Council approves plan to build new landmark central library

This week, City Council approved the implementation plan for building the new Central Library.


The City will build the library as a joint facility with Library and Archives Canada at 557 Wellington Street, opening in 2024. The design process will start in early 2019 and will include public consultations on the design and function of the library.


The City will contribute $104.2 million to the $174.8-million facility, along with the entire cost for an $18.1-million parking garage. The 200-space, underground garage will be cost-neutral, based on estimated revenue.


The Official Plan and zoning amendments for development of a new Civic Hospital campus on the former site of the Sir John Carling Building were approved today at Council. The entire site was designated as a Major Institutional Zone, with development limited to hospital and hospital-related uses only.


The Ottawa Hospital is planning the new campus, in line with an established provincial process. Preliminary work to determine how big the facility needs to be to meet projected community health care needs should be finished in 2018. Details about the building’s design will follow.


Council approved a zoning amendment that will limit the number of bedrooms in multi-unit buildings. The amendment stems from a review of several zoning studies that looked at ensuring compatible infill in established low-rise neighborhoods. The review was in response to the increasing development in the inner urban area of multi-unit buildings with unusually large numbers of bedrooms in each unit.

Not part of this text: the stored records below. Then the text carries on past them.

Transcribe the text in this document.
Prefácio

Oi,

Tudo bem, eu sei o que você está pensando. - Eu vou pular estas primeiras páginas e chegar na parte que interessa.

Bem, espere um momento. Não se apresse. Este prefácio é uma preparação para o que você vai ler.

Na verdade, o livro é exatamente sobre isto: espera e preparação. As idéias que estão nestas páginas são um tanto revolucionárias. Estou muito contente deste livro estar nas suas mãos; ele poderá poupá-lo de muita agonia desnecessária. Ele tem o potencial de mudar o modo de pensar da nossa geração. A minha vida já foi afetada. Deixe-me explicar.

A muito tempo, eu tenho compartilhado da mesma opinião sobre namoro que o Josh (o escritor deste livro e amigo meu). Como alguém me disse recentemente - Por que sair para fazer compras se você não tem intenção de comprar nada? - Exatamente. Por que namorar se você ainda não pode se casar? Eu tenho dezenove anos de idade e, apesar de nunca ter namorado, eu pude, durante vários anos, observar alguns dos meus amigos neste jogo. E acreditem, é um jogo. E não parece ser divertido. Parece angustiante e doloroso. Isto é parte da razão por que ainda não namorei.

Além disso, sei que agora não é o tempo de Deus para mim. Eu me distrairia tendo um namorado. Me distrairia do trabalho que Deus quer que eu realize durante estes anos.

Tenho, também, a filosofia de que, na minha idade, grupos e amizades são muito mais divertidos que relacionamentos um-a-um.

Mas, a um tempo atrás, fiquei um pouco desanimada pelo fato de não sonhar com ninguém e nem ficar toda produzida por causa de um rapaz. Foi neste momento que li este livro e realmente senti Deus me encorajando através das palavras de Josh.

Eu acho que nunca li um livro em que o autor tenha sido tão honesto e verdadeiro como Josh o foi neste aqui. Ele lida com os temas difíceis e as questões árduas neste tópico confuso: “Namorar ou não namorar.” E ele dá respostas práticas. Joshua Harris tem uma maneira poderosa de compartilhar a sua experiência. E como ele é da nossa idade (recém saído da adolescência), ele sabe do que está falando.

The amendment introduces a limit of four bedrooms per dwelling unit within a multi-unit building. In detached dwellings, the maximum would be eight bedrooms. Minimum storage space is proposed as well, to ensure large residential buildings provide enough room for garbage and recyclables.



Homeowners who experienced flooding on October 29-30, 2017 can apply for the Residential Protective Plumbing Program, even if they did not obtain City approval before installation. Waiving this requirement will allow residents who experienced flooding, and were required by insurance companies to install the devices right away, to apply to receive partial compensation in accordance with the program.